This is part of the Globe and Mail's week-long series on baby boomers and how their spending, investing, health and lifestyle decisions could affect Canada's economy in the next 15 years. Is Canada ready for the boom?
For more, visit tgam.ca/boomershift and on Twitter at #GlobeBoomers.
Over the next several decades, wealth managers in Canada will be battling a massive shift in wealth as billions of dollars are set to pass from boomers into the hands of the younger generation.
For the investment industry, this intergenerational wealth transfer could be detrimental – as at least 75 per cent of assets under management leave a firm after an heir receives his or her inheritance, according to research by consulting firm Accenture.
Investment firms will face the difficult challenge of retaining the assets of boomers, while also developing a business proposition that appeals to the next generation of tech-savvy clients.
Andrew Marsh, chief executive officer of Richardson GMP, is already preparing for the next wave of investors. With $28-billion in assets under management, retaining those assets are top of mind for the 195 adviser teams at the firm.
"The best advisers in the industry already have an intergenerational approach and if they don't – they should," says Mr. Marsh. "The problem for many wealth managers is the disconnect they have with the younger generation, who are less likely to be working with a financial adviser."
Many investors whose assets are less than $100,000 don't hit the minimum account size to be serviced by a financial adviser working with a brokerage.
To close the gap for his advisers, Mr. Marsh is building an automated platform, similar to a robo-adviser, to allow smaller accounts to be managed more efficiently. As a client's net worth grows – and their financial planning needs increase – the client can shift onto the full-service adviser platform.
"This is where automation can really help," Mr. Marsh says. "The adviser will be able to take on their client's family member and provide really good advice – but in a way that is fee effective and low maintenance."
While boomers tend to be more comfortable with face-to-face meetings with the adviser managing their money, members of the younger generation are turning to more technology-based options, says Sybil Verch, a portfolio manager and investment adviser at Raymond James Ltd.
In keeping with the times, Ms. Verch has expanded her communication with clients and their family members to include video calls through Skype and social-media postings on Twitter, LinkedIn and Facebook.
"Staying in touch with the children is a key aspect of estate planning and after that initial family meeting, it is up to the adviser to customize that contact and frequency to ensure that method of communication works for everyone," Ms. Verch says.
Canada's big banks recognize that the wealth transfer from boomers to the next generation has become a huge issue, but they believe that they're in a good competitive position because of their large size and the wide selection of products and services they can offer to clients.

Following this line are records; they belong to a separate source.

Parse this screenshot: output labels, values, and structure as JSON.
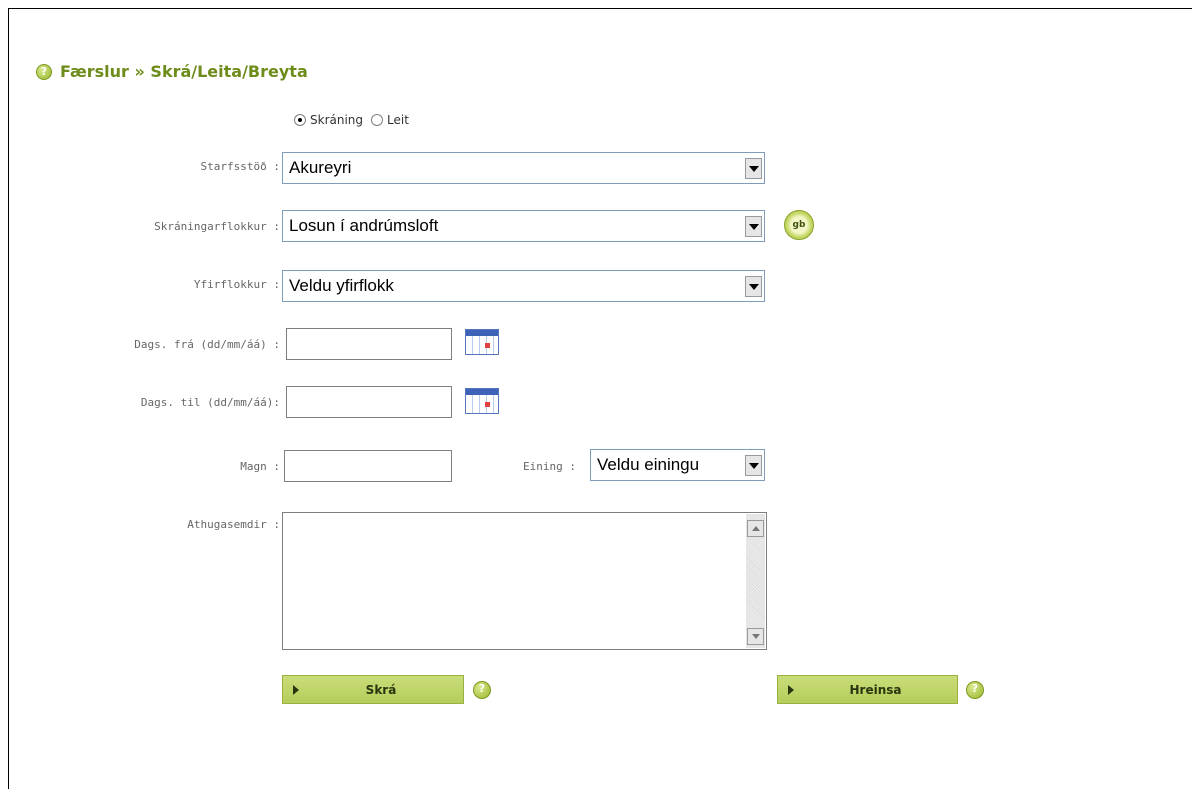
{
  "header": {
    "title": "Færslur » Skrá/Leita/Breyta"
  },
  "mode": {
    "options": [
      {
        "label": "Skráning",
        "checked": true
      },
      {
        "label": "Leit",
        "checked": false
      }
    ]
  },
  "form": {
    "starfsstod": {
      "label": "Starfsstöð :",
      "value": "Akureyri"
    },
    "skraningarflokkur": {
      "label": "Skráningarflokkur :",
      "value": "Losun í andrúmsloft"
    },
    "yfirflokkur": {
      "label": "Yfirflokkur :",
      "value": "Veldu yfirflokk"
    },
    "dags_fra": {
      "label": "Dags. frá (dd/mm/áá) :",
      "value": ""
    },
    "dags_til": {
      "label": "Dags. til (dd/mm/áá):",
      "value": ""
    },
    "magn": {
      "label": "Magn :",
      "value": ""
    },
    "eining": {
      "label": "Eining :",
      "value": "Veldu einingu"
    },
    "athugasemdir": {
      "label": "Athugasemdir :",
      "value": ""
    }
  },
  "icons": {
    "gb_badge_text": "gb",
    "help_glyph": "?"
  },
  "buttons": {
    "skra_label": "Skrá",
    "hreinsa_label": "Hreinsa"
  },
  "colors": {
    "accent": "#6e8c1a",
    "button_bg": "#c2d76e"
  }
}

The challenge, though, is to stay relevant given the fact that the transfer involves generations that tend to take a very different approach to money and retirement than previous generations, creating different strategies to wealth management.
"If that's what clients are thinking about, worried about, wondering about, we need to ensure that we are relevant in those conversations and that we are organized in a way that we can help them achieve what they are trying to achieve," said Dave Kelly, Toronto Dominion-Bank's senior vice-president, TD Wealth Private Wealth Management.
The answer: Accept that boomers might want to transfer part of their savings to their children during their retirement years, so that they can see that money being put to use; and work with the millennial generation, which can be far more engaged with digital banking and take a more hands-on, collaborative approach to wealth management.
"For previous generations, the issue was 'How do I build a significant amount of wealth to be able to pass it along to my children and their children?'" said Glen Gowland, head of Canadian wealth management at Bank of Nova Scotia.
Now, philanthropic giving is on the rise, especially among ultrahigh net worth clients, and there's also the urge to spend money on activities that involve the next generation – driving the need for different conversations and approaches to wealth management in order to keep families as clients.
The banks see themselves as well positioned here, but are aware that technology and generational shifts in views toward wealth management can bring challenges.
"The world around us is changing," said Janet Peddigrew, Bank of Montreal's managing director of BMO private banking. "There are a lot of niche service providers, and I would say in the financial services industry we are well aware of that and we are not taking what we have for granted."